A.C.A.B : All Cops are Bastards par leleul
Si le roman noir et son alter ego le film noir ont vocation à explorer les angles morts de la société, nul doute qu'A.C.A.B. (All Cops Are Bastards : vieux slogan skinhead des années 1970) apparaît comme un candidat de poids.
Adoptant le point de vue des brigades mobiles italiennes - l'équivalent de nos CRS -,le film de Stefano Sollima dévoile par ce biais une Italie bien éloignée des clichés touristiques. On découvre un pays en crise, en proie aux errements du chômage, du racisme et du hooliganisme. Très souvent présenté comme le bras armé de l’État et de l'oppression, comme chez nous dans l'hexagone, les brigades mobiles sont aux premières loges pour observer la déliquescence sociale et politique, la perte de la notion de citoyenneté.

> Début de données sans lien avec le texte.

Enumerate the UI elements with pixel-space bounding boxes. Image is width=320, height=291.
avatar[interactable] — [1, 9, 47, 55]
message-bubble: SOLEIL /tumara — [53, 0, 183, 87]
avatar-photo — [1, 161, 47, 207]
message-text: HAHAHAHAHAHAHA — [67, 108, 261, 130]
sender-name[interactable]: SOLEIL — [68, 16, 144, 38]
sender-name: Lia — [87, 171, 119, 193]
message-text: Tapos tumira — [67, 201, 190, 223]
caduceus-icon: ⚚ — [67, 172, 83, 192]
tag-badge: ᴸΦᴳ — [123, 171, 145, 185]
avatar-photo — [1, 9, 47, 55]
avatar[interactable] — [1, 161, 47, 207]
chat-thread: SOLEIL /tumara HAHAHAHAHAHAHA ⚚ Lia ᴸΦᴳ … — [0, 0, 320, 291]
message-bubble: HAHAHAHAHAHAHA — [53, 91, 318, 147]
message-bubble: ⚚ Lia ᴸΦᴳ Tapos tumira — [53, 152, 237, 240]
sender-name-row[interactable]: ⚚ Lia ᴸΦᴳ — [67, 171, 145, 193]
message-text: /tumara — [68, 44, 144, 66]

Écartant à la fois la tentation de l'angélisme ou de la diabolisation, Sollima met en scène un trio de personnages loin d'être sympathiques. Entre le brigadier expérimenté, usé par le boulot mais n'arrivant pas à se résoudre à abandonner la rue, le chien fou bagarreur en instance de divorce et le facho adorateur du Duce, il nous balance une série d'archétypes droitiers d'entrée de jeu, pour ensuite progressivement les humaniser.
Film de genre oblige, on adhère sans trop se poser de questions, d'autant plus facilement que la mise en scène ne ménage que peu de répit. On est littéralement happé au milieu des scènes d'émeute, immergé dans une violence omniprésente, souvent aussi psychologique, où seul le groupe prime sur tout autre impératif.
Les affrontements sont d'autant plus impressionnants qu'ils sont souvent accompagnés d'une bande sonore énergique (Pixies, Joy Division...).
Je n'ai pu également m'empêcher de dresser un parallèle entre les brigades mobiles et la légion romaine (le film se déroule d'ailleurs essentiellement à Rome). Évoluant comme une cohorte, les brigadiers reprennent la symbolique de la légion, se sentant investi de la mission de protéger leur patrie et l’État contre les barbares (immigrés, hooligans, skinheads...).
Seul écueil dans leur engagement : leur famille. C'est par ce biais que le trio chute, commettant l'irréparable : se faire justice lui-même. Et à mon avis, s'ils sont envoyés au casse-pipe à la fin du film, ce n'est pas pour payer pour leurs actes passés lors du sommet anti-G8 de Gênes (la fameuse attaque de l'école Diaz, le 22 juillet 2001), mais en raison de leur expédition punitive personnelle. Il en ressort qu'au final, la seule violence tolérable aux yeux de l’État, c'est celle commise en son nom.
Du point de vue critique, on peut trouver faible le retournement du petit jeune, cause de la chute du trio. L'attitude a un petit côté moralisateur, le gars voulant faire un métier honnête - policier - après avoir fait le loubard... Il n'en demeure pas moins que A.C.A.B est un film à voir, à la fois drame à l'antique et film politique, dans la meilleure acception du terme : celle qui interpelle en tant que citoyen, qui fait réfléchir et discuter.